Après une interpellation, la préfecture prend le plus souvent une décision de reconduite à la frontière dès réception du procès-verbal de la police, sans le moindre examen de la situation de la personne. Pour les jeunes, ni les liens familiaux ni l’âge ne sont vérifiés. Dans bien des cas, cette mesure d’éloignement porte une atteinte grave à des droits fondamentaux tels que le droit à une vie familiale normale et la protection contre des traitements inhumains et dégradants.

Mais il est presque impossible qu’un juge puisse se prononcer à temps sur la légalité de cette décision préfectorale car celle-ci est exécutée de manière expéditive en quelques heures. Le rôle des avocats qui tentent d’intervenir dans ces conditions est donc acrobatique ; c’est ainsi qu’en 2012 et en 2013 plus de 94 % des arrêtés de reconduite ont été exécutés alors qu’en métropole ce chiffre se situe autour de 25 %. On pourrait alors au moins espérer que le juge, constatant l’illégalité de l’expulsion et les dangers encourus de ce fait par l’enfant, enjoigne la préfecture d’organiser immédiatement le retour. Il se contente cependant trop souvent d’assurances orales, selon lesquelles une demande de visa serait traitée « avec bienveillance » alors que plusieurs expériences antérieures ont prouvé qu’elles sont bien peu protectrices pour l’enfant.

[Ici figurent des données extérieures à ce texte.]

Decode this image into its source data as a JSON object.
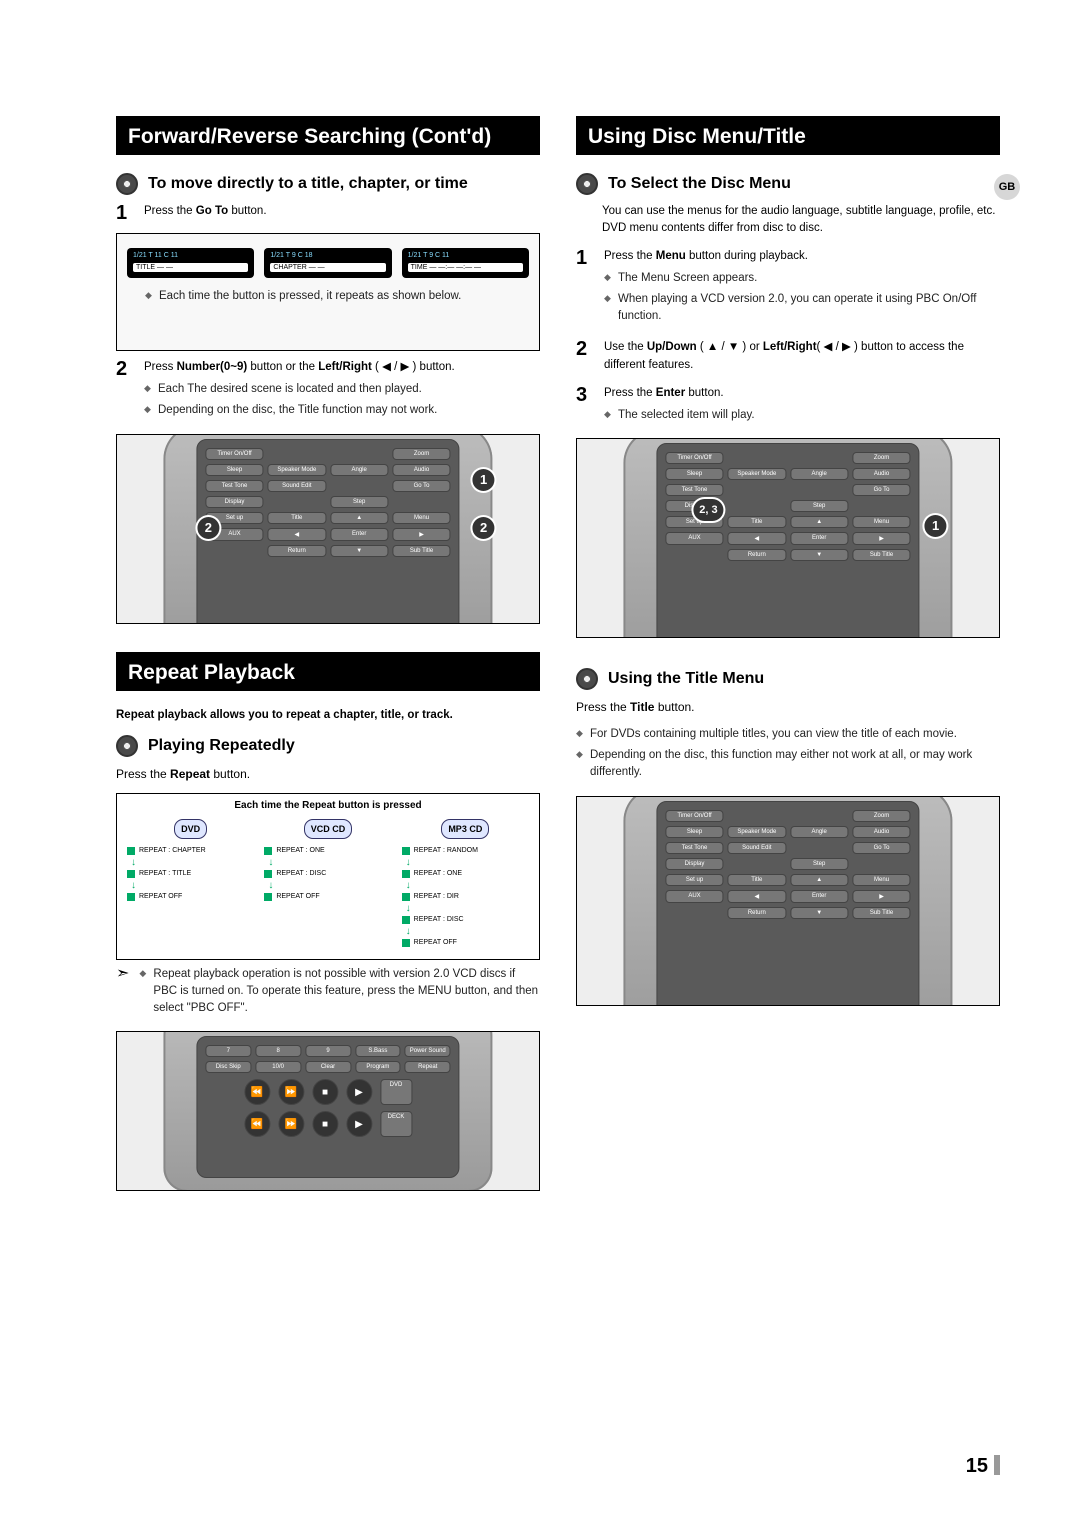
{
  "gb_label": "GB",
  "page_number": "15",
  "left": {
    "band1": "Forward/Reverse Searching (Cont'd)",
    "heading1": "To move directly to a title, chapter, or time",
    "step1_num": "1",
    "step1_text_a": "Press the ",
    "step1_text_bold": "Go To",
    "step1_text_b": " button.",
    "goto_panels": {
      "p1_top": "1/21  T 11  C 11",
      "p1_bot": "TITLE   — —",
      "p2_top": "1/21  T 9  C 18",
      "p2_bot": "CHAPTER — —",
      "p3_top": "1/21  T 9  C 11",
      "p3_bot": "TIME — —:— —:— —"
    },
    "step1_note": "Each time the button is pressed, it repeats as shown below.",
    "step2_num": "2",
    "step2_text_a": "Press ",
    "step2_bold_a": "Number(0~9)",
    "step2_text_b": " button or the ",
    "step2_bold_b": "Left/Right",
    "step2_text_c": " ( ◀ / ▶ ) button.",
    "step2_note1": "Each The desired scene is located and then played.",
    "step2_note2": "Depending on the disc, the Title function may not work.",
    "remote1": {
      "rows": [
        [
          "Timer On/Off",
          "",
          "",
          "Zoom"
        ],
        [
          "Sleep",
          "Speaker Mode",
          "Angle",
          "Audio"
        ],
        [
          "Test Tone",
          "Sound Edit",
          "",
          "Go To"
        ],
        [
          "Display",
          "",
          "Step",
          ""
        ],
        [
          "Set up",
          "Title",
          "▲",
          "Menu"
        ],
        [
          "AUX",
          "◀",
          "Enter",
          "▶"
        ],
        [
          "",
          "Return",
          "▼",
          "Sub Title"
        ]
      ],
      "callouts": {
        "c1": "1",
        "c2a": "2",
        "c2b": "2"
      }
    },
    "band2": "Repeat Playback",
    "intro_bold": "Repeat playback allows you to repeat a chapter, title, or track.",
    "heading2": "Playing Repeatedly",
    "press_repeat_a": "Press the ",
    "press_repeat_bold": "Repeat",
    "press_repeat_b": " button.",
    "repeat_title": "Each time the Repeat button is pressed",
    "repeat_cols": {
      "dvd": {
        "badge": "DVD",
        "states": [
          "REPEAT : CHAPTER",
          "REPEAT : TITLE",
          "REPEAT OFF"
        ]
      },
      "vcdcd": {
        "badge": "VCD CD",
        "states": [
          "REPEAT : ONE",
          "REPEAT : DISC",
          "REPEAT OFF"
        ]
      },
      "mp3": {
        "badge": "MP3  CD",
        "states": [
          "REPEAT : RANDOM",
          "REPEAT : ONE",
          "REPEAT : DIR",
          "REPEAT : DISC",
          "REPEAT OFF"
        ]
      }
    },
    "arrow_note": "Repeat playback operation is not possible with version 2.0 VCD discs if PBC is turned on.\nTo operate this feature, press the MENU button, and then select \"PBC OFF\".",
    "remote2": {
      "top_labels": [
        "7",
        "8",
        "9",
        "S.Bass",
        "Power Sound"
      ],
      "mid_labels": [
        "Disc Skip",
        "10/0",
        "Clear",
        "Program",
        "Repeat"
      ],
      "side_labels": [
        "DVD",
        "DECK"
      ]
    }
  },
  "right": {
    "band1": "Using Disc Menu/Title",
    "heading1": "To Select the Disc Menu",
    "intro": "You can use the menus for the audio language, subtitle language, profile, etc. DVD menu contents differ from disc to disc.",
    "step1_num": "1",
    "step1_a": "Press the ",
    "step1_bold": "Menu",
    "step1_b": " button during playback.",
    "step1_note1": "The Menu Screen appears.",
    "step1_note2": "When playing a VCD version 2.0, you can operate it using PBC On/Off function.",
    "step2_num": "2",
    "step2_a": "Use the ",
    "step2_bold_a": "Up/Down",
    "step2_mid_a": " ( ▲ / ▼ ) or ",
    "step2_bold_b": "Left/Right",
    "step2_mid_b": "( ◀ / ▶ ) button to access the different features.",
    "step3_num": "3",
    "step3_a": "Press the ",
    "step3_bold": "Enter",
    "step3_b": " button.",
    "step3_note": "The selected item will play.",
    "remote1": {
      "rows": [
        [
          "Timer On/Off",
          "",
          "",
          "Zoom"
        ],
        [
          "Sleep",
          "Speaker Mode",
          "Angle",
          "Audio"
        ],
        [
          "Test Tone",
          "",
          "",
          "Go To"
        ],
        [
          "Display",
          "",
          "Step",
          ""
        ],
        [
          "Set up",
          "Title",
          "▲",
          "Menu"
        ],
        [
          "AUX",
          "◀",
          "Enter",
          "▶"
        ],
        [
          "",
          "Return",
          "▼",
          "Sub Title"
        ]
      ],
      "callouts": {
        "c1": "1",
        "c23": "2, 3"
      }
    },
    "heading2": "Using the Title Menu",
    "press_title_a": "Press the ",
    "press_title_bold": "Title",
    "press_title_b": " button.",
    "title_note1": "For DVDs containing multiple titles, you can view the title of each movie.",
    "title_note2": "Depending on the disc, this function may either not work at all, or may work differently.",
    "remote2": {
      "rows": [
        [
          "Timer On/Off",
          "",
          "",
          "Zoom"
        ],
        [
          "Sleep",
          "Speaker Mode",
          "Angle",
          "Audio"
        ],
        [
          "Test Tone",
          "Sound Edit",
          "",
          "Go To"
        ],
        [
          "Display",
          "",
          "Step",
          ""
        ],
        [
          "Set up",
          "Title",
          "▲",
          "Menu"
        ],
        [
          "AUX",
          "◀",
          "Enter",
          "▶"
        ],
        [
          "",
          "Return",
          "▼",
          "Sub Title"
        ]
      ]
    }
  }
}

À l’aube du 14 novembre 2013, un kwassa est intercepté au large de Mayotte. À son bord, deux enfants de 3 et 5ans, nés à Mayotte mais expulsés deux ans plus tôt vers Anjouan avec leur mère qui, par la suite, s’en est désintéressée. Après plusieurs vaines tentatives pour obtenir leur retour par des voies moins périlleuses, le père, en situation régulière à Mayotte, avait tenté de les faire revenir auprès de lui. Le jour même de leur arrivée, malgré la présence du père muni de leurs actes de naissance, les enfants sont rembarqués avec un rattachement fictif à un adulte. Saisi dans le cadre d’un référé-liberté, le Conseil d’État nie qu’il y a urgence à faire cesser cette atteinte grave et manifestement illégale au droit à une vie privée et familiale et refuse d’enjoindre à la préfecture d’assurer un retour rapide des enfants en se fondant sur l’assurance qu’un visa leur serait délivré « avec l’attention requise et dans les meilleurs délais » (CE, 10 décembre 2013, n° 373686). Les enfants attendent toujours.

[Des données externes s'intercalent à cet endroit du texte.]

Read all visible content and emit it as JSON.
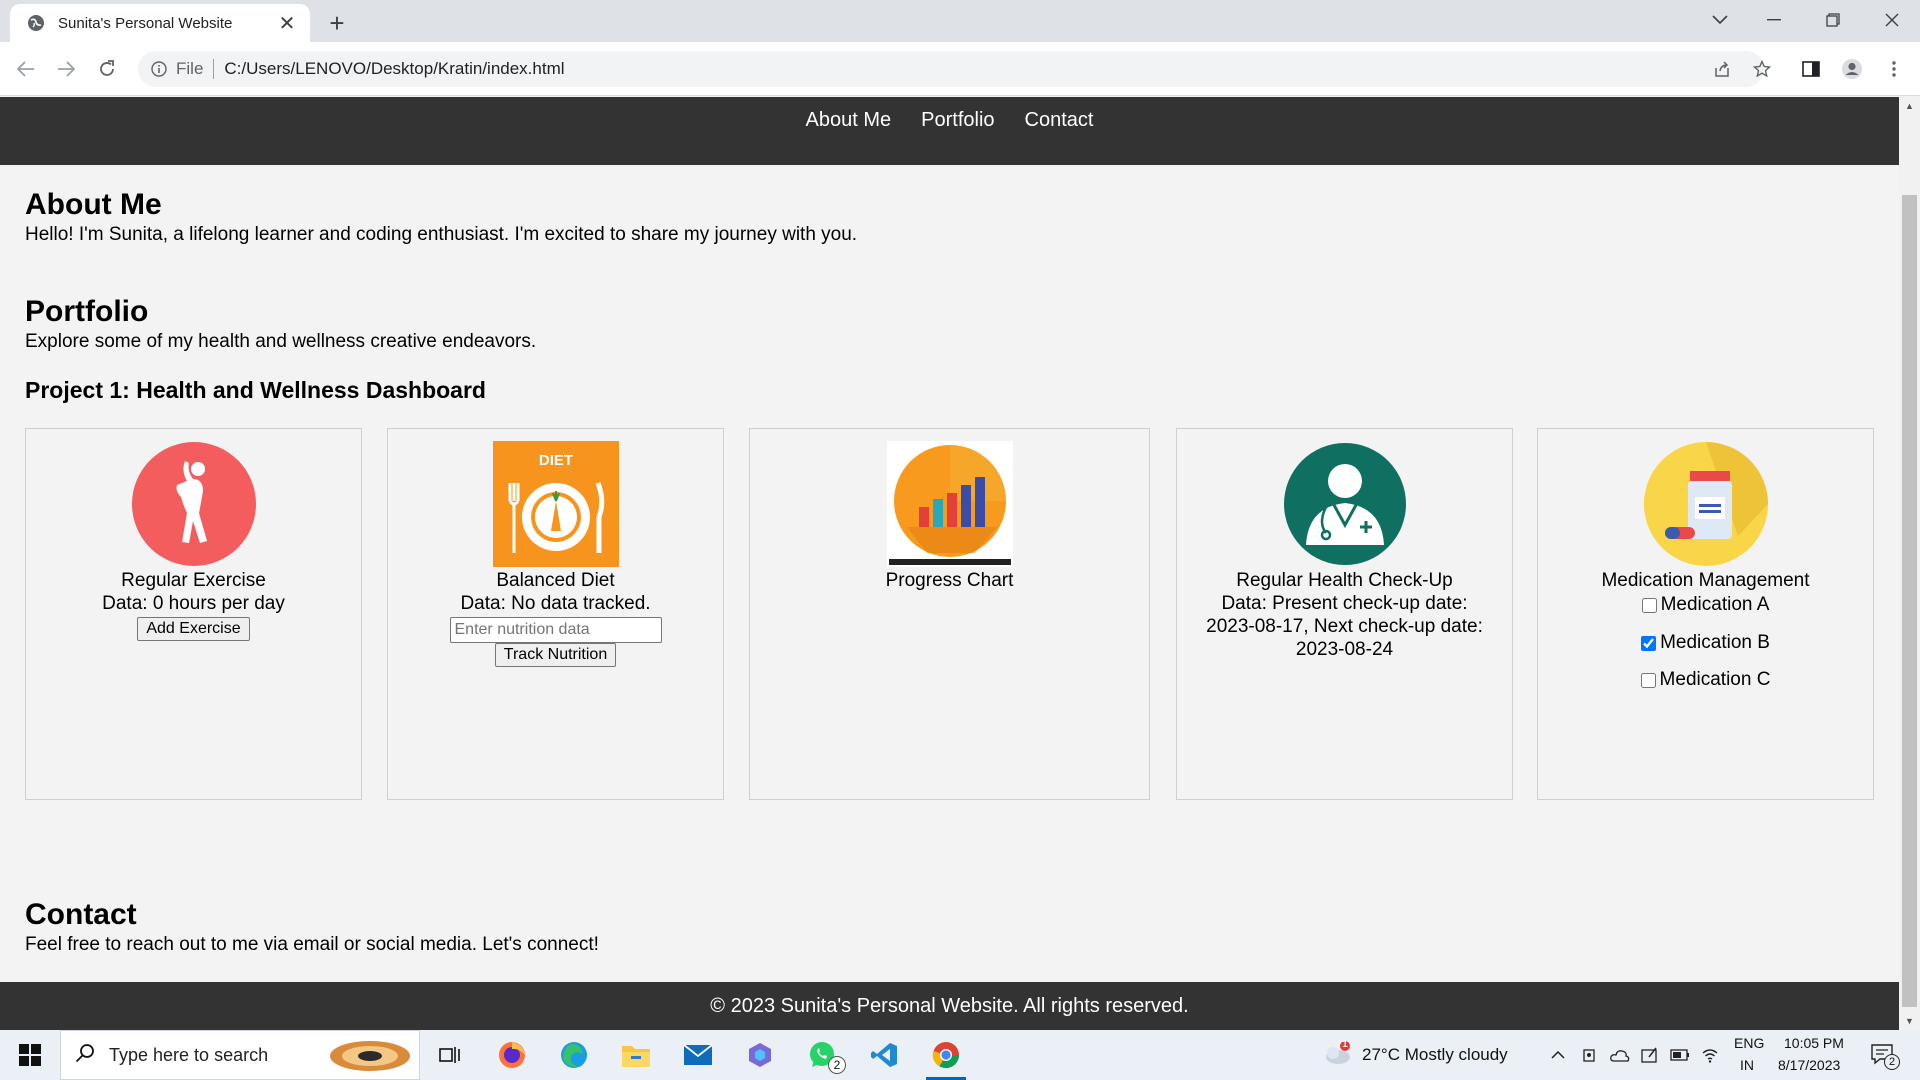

S. a 14 ans. Il est arrivé à Mayotte en 2011 avec sa mère qui s’est vu accorder une protection au titre de l’asile ; l’enfant bénéficie par ailleurs d’une mesure d’assistance éducative décidée par le juge des enfants. En janvier 2014, S.est interpellé ; selon un procès-verbal de police, il aurait déclaré être né le 1er janvier 1995. Il est embarqué vers les Comores, malgré les vains efforts de sa mère pour faire valoir son état civil et ses droits à une protection. L’enfant, seul aux Comores, est en grand danger pour les motifs qui ont justifié l’octroi d’une protection au titre de l’asile à sa mère. Celle-ci a donc saisi le Conseil d’État en référé afin qu’il prenne en urgence les mesures nécessaires au retour de son fils. Or, feignant de confondre un engagement oral du ministère avec son exécution, le juge a rejeté la requête (CE, 19 février 2014, n° 375256). L’administration ne s’est résignée à bouger qu’à la suite de questions au gouvernement sur la situation de cet enfant posées par le Défenseur des droits, le HCR et la Cour européenne des droits de l’Homme.

Peut-on avoir quelque espoir que cessent des violations aussi flagrantes des droits ? Il est difficile d’être optimiste, mais l’éclaircie viendra peut-être de la Cour européenne des droits de l’Homme : « Si les États jouissent d’une certaine marge d’appréciation quant à la manière de se conformer aux obligations que leur impose [le droit à un recours effectif], celle-ci ne saurait permettre, comme cela a été le cas dans la présente espèce, de dénier au requérant la possibilité de disposer en pratique des garanties procédurales minimales adéquates visant à le protéger contre une décision d’éloignement arbitraire » (CourEDH, de Souza Ribeiro c/France, 13 décembre 2012, n° 22689/07). La France, condamnée dans cette affaire, pourrait l’être à nouveau dans le cas des deux affaires précédentes où le Conseil d’État a manifestement manqué à tous ses devoirs.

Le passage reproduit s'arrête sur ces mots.